The average price for petrol in the five largest cities (Sydney, Melbourne, Brisbane, Adelaide and Perth) in 2015–16 was 121.7c a litre, the lowest annual average since 2001–02 when adjusted for inflation.

But gross retail margins – the difference between retail prices and published wholesale prices – in the five largest cities averaged 11.2c a litre in 2015–16, the highest level since the ACCC began monitoring them in 2002.

Sims said petrol prices were roughly 3c or 4c a litre higher than they should be, and Australians would know in about six months if the new petrol price apps had helped to bring prices down.

“That 3 to 4 cents is serious money,” he said. “It’s probably $600m a year for Australian motorists.”
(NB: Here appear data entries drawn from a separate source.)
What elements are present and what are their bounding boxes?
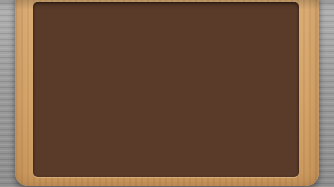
board-grid-backing xyxy=(33,2,299,178)
game-screen xyxy=(0,0,334,187)
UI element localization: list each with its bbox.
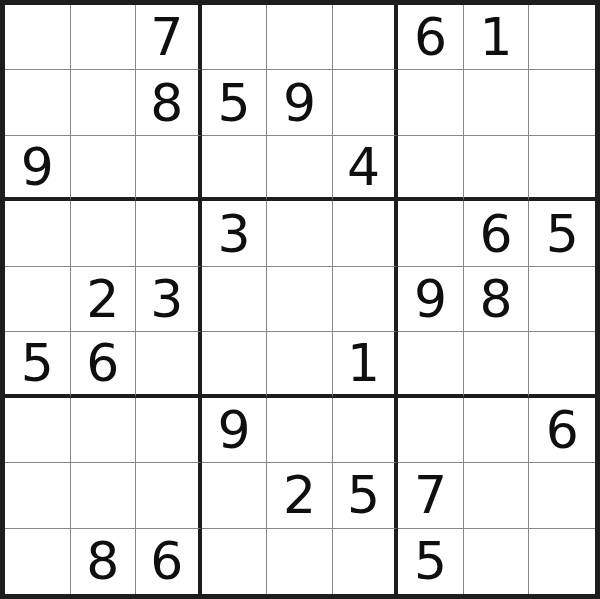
cell-r9c2-given-8[interactable]: 8 bbox=[71, 529, 137, 594]
cell-r5c8-given-8[interactable]: 8 bbox=[464, 267, 530, 332]
cell-r3c8[interactable] bbox=[464, 136, 530, 201]
cell-r7c6[interactable] bbox=[333, 398, 399, 463]
cell-r4c4-given-3[interactable]: 3 bbox=[202, 201, 268, 266]
cell-r5c5[interactable] bbox=[267, 267, 333, 332]
cell-r7c4-given-9[interactable]: 9 bbox=[202, 398, 268, 463]
cell-r2c5-given-9[interactable]: 9 bbox=[267, 70, 333, 135]
cell-r4c2[interactable] bbox=[71, 201, 137, 266]
cell-r6c9[interactable] bbox=[529, 332, 595, 397]
cell-r2c7[interactable] bbox=[398, 70, 464, 135]
cell-r8c1[interactable] bbox=[5, 463, 71, 528]
cell-r9c8[interactable] bbox=[464, 529, 530, 594]
cell-r1c2[interactable] bbox=[71, 5, 137, 70]
cell-r9c6[interactable] bbox=[333, 529, 399, 594]
cell-r8c5-given-2[interactable]: 2 bbox=[267, 463, 333, 528]
cell-r5c9[interactable] bbox=[529, 267, 595, 332]
cell-r3c7[interactable] bbox=[398, 136, 464, 201]
cell-r9c4[interactable] bbox=[202, 529, 268, 594]
cell-r4c8-given-6[interactable]: 6 bbox=[464, 201, 530, 266]
cell-r3c6-given-4[interactable]: 4 bbox=[333, 136, 399, 201]
cell-r7c9-given-6[interactable]: 6 bbox=[529, 398, 595, 463]
cell-r9c9[interactable] bbox=[529, 529, 595, 594]
cell-r2c4-given-5[interactable]: 5 bbox=[202, 70, 268, 135]
cell-r8c6-given-5[interactable]: 5 bbox=[333, 463, 399, 528]
cell-r7c2[interactable] bbox=[71, 398, 137, 463]
cell-r3c9[interactable] bbox=[529, 136, 595, 201]
cell-r1c3-given-7[interactable]: 7 bbox=[136, 5, 202, 70]
cell-r7c3[interactable] bbox=[136, 398, 202, 463]
cell-r1c6[interactable] bbox=[333, 5, 399, 70]
cell-r6c7[interactable] bbox=[398, 332, 464, 397]
cell-r3c4[interactable] bbox=[202, 136, 268, 201]
cell-r3c1-given-9[interactable]: 9 bbox=[5, 136, 71, 201]
cell-r1c8-given-1[interactable]: 1 bbox=[464, 5, 530, 70]
cell-r5c7-given-9[interactable]: 9 bbox=[398, 267, 464, 332]
cell-r9c7-given-5[interactable]: 5 bbox=[398, 529, 464, 594]
cell-r6c4[interactable] bbox=[202, 332, 268, 397]
cell-r4c9-given-5[interactable]: 5 bbox=[529, 201, 595, 266]
cell-r1c7-given-6[interactable]: 6 bbox=[398, 5, 464, 70]
cell-r8c7-given-7[interactable]: 7 bbox=[398, 463, 464, 528]
cell-r4c5[interactable] bbox=[267, 201, 333, 266]
cell-r6c2-given-6[interactable]: 6 bbox=[71, 332, 137, 397]
cell-r1c5[interactable] bbox=[267, 5, 333, 70]
cell-r7c8[interactable] bbox=[464, 398, 530, 463]
cell-r6c6-given-1[interactable]: 1 bbox=[333, 332, 399, 397]
cell-r8c3[interactable] bbox=[136, 463, 202, 528]
cell-r8c8[interactable] bbox=[464, 463, 530, 528]
cell-r5c4[interactable] bbox=[202, 267, 268, 332]
cell-r6c5[interactable] bbox=[267, 332, 333, 397]
cell-r3c5[interactable] bbox=[267, 136, 333, 201]
cell-r7c1[interactable] bbox=[5, 398, 71, 463]
cell-r4c3[interactable] bbox=[136, 201, 202, 266]
cell-r9c3-given-6[interactable]: 6 bbox=[136, 529, 202, 594]
cell-r8c4[interactable] bbox=[202, 463, 268, 528]
cell-r8c9[interactable] bbox=[529, 463, 595, 528]
cell-r3c3[interactable] bbox=[136, 136, 202, 201]
cell-r3c2[interactable] bbox=[71, 136, 137, 201]
cell-r7c5[interactable] bbox=[267, 398, 333, 463]
cell-r5c3-given-3[interactable]: 3 bbox=[136, 267, 202, 332]
cell-r2c3-given-8[interactable]: 8 bbox=[136, 70, 202, 135]
cell-r5c6[interactable] bbox=[333, 267, 399, 332]
cell-r1c4[interactable] bbox=[202, 5, 268, 70]
cell-r1c1[interactable] bbox=[5, 5, 71, 70]
cell-r4c7[interactable] bbox=[398, 201, 464, 266]
cell-r5c2-given-2[interactable]: 2 bbox=[71, 267, 137, 332]
cell-r2c6[interactable] bbox=[333, 70, 399, 135]
cell-r9c5[interactable] bbox=[267, 529, 333, 594]
cell-r5c1[interactable] bbox=[5, 267, 71, 332]
cell-r6c3[interactable] bbox=[136, 332, 202, 397]
cell-r4c6[interactable] bbox=[333, 201, 399, 266]
cell-r2c9[interactable] bbox=[529, 70, 595, 135]
cell-r9c1[interactable] bbox=[5, 529, 71, 594]
cell-r2c2[interactable] bbox=[71, 70, 137, 135]
cell-r2c8[interactable] bbox=[464, 70, 530, 135]
cell-r8c2[interactable] bbox=[71, 463, 137, 528]
cell-r6c1-given-5[interactable]: 5 bbox=[5, 332, 71, 397]
cell-r1c9[interactable] bbox=[529, 5, 595, 70]
cell-r4c1[interactable] bbox=[5, 201, 71, 266]
cell-r6c8[interactable] bbox=[464, 332, 530, 397]
cell-r7c7[interactable] bbox=[398, 398, 464, 463]
sudoku-board: 76185994365239856196257865 bbox=[0, 0, 600, 599]
cell-r2c1[interactable] bbox=[5, 70, 71, 135]
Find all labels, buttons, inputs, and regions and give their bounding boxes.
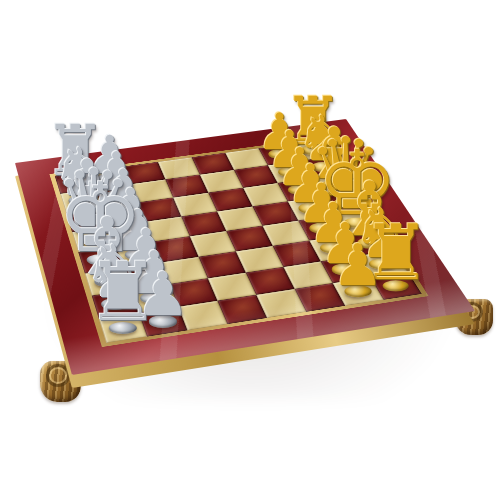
product-photo-stage: ♜♞♝♛♚♝♞♜♟♟♟♟♟♟♟♟♟♟♟♟♟♟♟♟♜♞♝♛♚♝♞♜ [0, 0, 500, 500]
piece-glyph: ♟ [332, 237, 384, 295]
piece-glyph: ♜ [86, 251, 159, 332]
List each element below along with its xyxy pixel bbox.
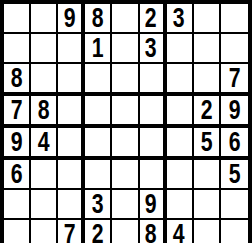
cell-r1c7[interactable]: 3: [167, 4, 194, 34]
cell-r3c3[interactable]: [58, 64, 85, 96]
cell-r3c4[interactable]: [85, 64, 112, 96]
cell-r1c3[interactable]: 9: [58, 4, 85, 34]
given-digit: 9: [229, 96, 241, 124]
cell-r7c9[interactable]: 5: [221, 160, 248, 190]
cell-r1c5[interactable]: [112, 4, 139, 34]
cell-r1c6[interactable]: 2: [140, 4, 167, 34]
cell-r2c3[interactable]: [58, 34, 85, 64]
cell-r3c5[interactable]: [112, 64, 139, 96]
given-digit: 9: [64, 4, 76, 32]
cell-r7c5[interactable]: [112, 160, 139, 190]
cell-r4c3[interactable]: [58, 96, 85, 126]
cell-r9c8[interactable]: [194, 220, 221, 243]
cell-r6c1[interactable]: 9: [4, 128, 31, 160]
cell-r6c8[interactable]: 5: [194, 128, 221, 160]
cell-r8c7[interactable]: [167, 190, 194, 220]
cell-r4c4[interactable]: [85, 96, 112, 126]
cell-r4c8[interactable]: 2: [194, 96, 221, 126]
cell-r8c1[interactable]: [4, 190, 31, 220]
cell-r7c7[interactable]: [167, 160, 194, 190]
cell-r3c7[interactable]: [167, 64, 194, 96]
cell-r6c3[interactable]: [58, 128, 85, 160]
cell-r2c9[interactable]: [221, 34, 248, 64]
cell-r2c6[interactable]: 3: [140, 34, 167, 64]
cell-r8c6[interactable]: 9: [140, 190, 167, 220]
cell-r6c7[interactable]: [167, 128, 194, 160]
cell-r4c9[interactable]: 9: [221, 96, 248, 126]
cell-r3c6[interactable]: [140, 64, 167, 96]
cell-r4c6[interactable]: [140, 96, 167, 126]
cell-r1c8[interactable]: [194, 4, 221, 34]
given-digit: 5: [229, 160, 241, 188]
cell-r9c4[interactable]: 2: [85, 220, 112, 243]
cell-r7c3[interactable]: [58, 160, 85, 190]
cell-r2c8[interactable]: [194, 34, 221, 64]
given-digit: 2: [145, 4, 157, 32]
cell-r7c6[interactable]: [140, 160, 167, 190]
given-digit: 4: [173, 220, 185, 243]
cell-r6c5[interactable]: [112, 128, 139, 160]
cell-r9c1[interactable]: [4, 220, 31, 243]
given-digit: 3: [92, 190, 104, 218]
given-digit: 7: [64, 220, 76, 243]
cell-r7c2[interactable]: [31, 160, 58, 190]
given-digit: 2: [200, 96, 212, 124]
cell-r7c1[interactable]: 6: [4, 160, 31, 190]
sudoku-board: 982313877829945665397284: [0, 0, 252, 243]
cell-r3c9[interactable]: 7: [221, 64, 248, 96]
given-digit: 2: [92, 220, 104, 243]
cell-r4c2[interactable]: 8: [31, 96, 58, 126]
cell-r9c5[interactable]: [112, 220, 139, 243]
cell-r7c8[interactable]: [194, 160, 221, 190]
cell-r8c8[interactable]: [194, 190, 221, 220]
given-digit: 8: [38, 96, 50, 124]
cell-r1c1[interactable]: [4, 4, 31, 34]
given-digit: 9: [11, 128, 23, 156]
given-digit: 3: [173, 4, 185, 32]
cell-r9c7[interactable]: 4: [167, 220, 194, 243]
cell-r9c6[interactable]: 8: [140, 220, 167, 243]
cell-r1c2[interactable]: [31, 4, 58, 34]
cell-r7c4[interactable]: [85, 160, 112, 190]
cell-r8c9[interactable]: [221, 190, 248, 220]
given-digit: 7: [11, 96, 23, 124]
cell-r4c5[interactable]: [112, 96, 139, 126]
cell-r2c1[interactable]: [4, 34, 31, 64]
cell-r3c1[interactable]: 8: [4, 64, 31, 96]
given-digit: 5: [200, 128, 212, 156]
given-digit: 8: [11, 64, 23, 92]
cell-r8c5[interactable]: [112, 190, 139, 220]
given-digit: 1: [92, 34, 104, 62]
cell-r2c7[interactable]: [167, 34, 194, 64]
cell-r6c4[interactable]: [85, 128, 112, 160]
given-digit: 6: [11, 160, 23, 188]
cell-r2c4[interactable]: 1: [85, 34, 112, 64]
given-digit: 8: [145, 220, 157, 243]
cell-r2c2[interactable]: [31, 34, 58, 64]
cell-r4c1[interactable]: 7: [4, 96, 31, 126]
given-digit: 6: [229, 128, 241, 156]
cell-r6c2[interactable]: 4: [31, 128, 58, 160]
cell-r8c4[interactable]: 3: [85, 190, 112, 220]
cell-r9c9[interactable]: [221, 220, 248, 243]
cell-r1c4[interactable]: 8: [85, 4, 112, 34]
given-digit: 7: [229, 64, 241, 92]
cell-r2c5[interactable]: [112, 34, 139, 64]
cell-r6c9[interactable]: 6: [221, 128, 248, 160]
cell-r9c2[interactable]: [31, 220, 58, 243]
given-digit: 4: [38, 128, 50, 156]
given-digit: 8: [92, 4, 104, 32]
cell-r3c2[interactable]: [31, 64, 58, 96]
given-digit: 3: [145, 34, 157, 62]
cell-r1c9[interactable]: [221, 4, 248, 34]
cell-r4c7[interactable]: [167, 96, 194, 126]
cell-r6c6[interactable]: [140, 128, 167, 160]
cell-r8c3[interactable]: [58, 190, 85, 220]
cell-r8c2[interactable]: [31, 190, 58, 220]
given-digit: 9: [145, 190, 157, 218]
cell-r3c8[interactable]: [194, 64, 221, 96]
cell-r9c3[interactable]: 7: [58, 220, 85, 243]
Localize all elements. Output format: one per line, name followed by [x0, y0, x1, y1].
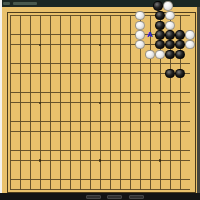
- star-point: [99, 159, 101, 161]
- bottom-bar-button-1[interactable]: [86, 195, 101, 200]
- white-stone: [135, 30, 144, 39]
- star-point: [159, 102, 161, 104]
- black-player-stone-icon: [153, 1, 162, 10]
- white-player-stone-icon: [163, 1, 172, 10]
- goban[interactable]: A: [5, 11, 195, 195]
- black-stone: [155, 30, 164, 39]
- star-point: [159, 159, 161, 161]
- black-stone: [175, 69, 184, 78]
- star-point: [99, 102, 101, 104]
- star-point: [39, 102, 41, 104]
- board-panel: A: [0, 7, 200, 193]
- toolbar-text-smudge: [13, 2, 37, 5]
- white-stone: [185, 40, 194, 49]
- toolbar-text-smudge: [3, 2, 10, 5]
- white-stone: [135, 11, 144, 20]
- black-stone: [165, 50, 174, 59]
- black-stone: [155, 21, 164, 30]
- bottom-toolbar: [0, 193, 200, 200]
- white-stone: [165, 21, 174, 30]
- white-stone: [135, 40, 144, 49]
- star-point: [99, 44, 101, 46]
- white-stone: [145, 50, 154, 59]
- black-stone: [155, 40, 164, 49]
- move-label-A: A: [147, 32, 152, 39]
- black-stone: [175, 50, 184, 59]
- star-point: [39, 159, 41, 161]
- white-stone: [135, 21, 144, 30]
- bottom-bar-button-3[interactable]: [129, 195, 144, 200]
- white-stone: [165, 11, 174, 20]
- bottom-bar-button-2[interactable]: [107, 195, 122, 200]
- black-stone: [155, 11, 164, 20]
- black-stone: [165, 30, 174, 39]
- white-stone: [155, 50, 164, 59]
- black-stone: [175, 40, 184, 49]
- black-stone: [165, 40, 174, 49]
- go-client-window: A: [0, 0, 200, 200]
- white-stone: [185, 30, 194, 39]
- black-stone: [175, 30, 184, 39]
- window-right-edge: [197, 7, 200, 193]
- window-left-edge: [0, 0, 2, 193]
- black-stone: [165, 69, 174, 78]
- star-point: [39, 44, 41, 46]
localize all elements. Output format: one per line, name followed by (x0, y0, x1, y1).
Sims has asked the industry to explain why gross retail margins are at their highest level in years, but says higher operating and regulatory costs could have played a role – particularly those associated with price board legislation, vapour recovery legislation and the biofuels mandates in NSW and Queensland.

In NSW FuelCheck will publish fuel prices provided by all fuel retailers in real time.

It will be accessible on any device connected to the internet, and will allow motorists to find the cheapest fuel being sold anywhere in NSW, get directions to any service station, and search for fuel by type or brand.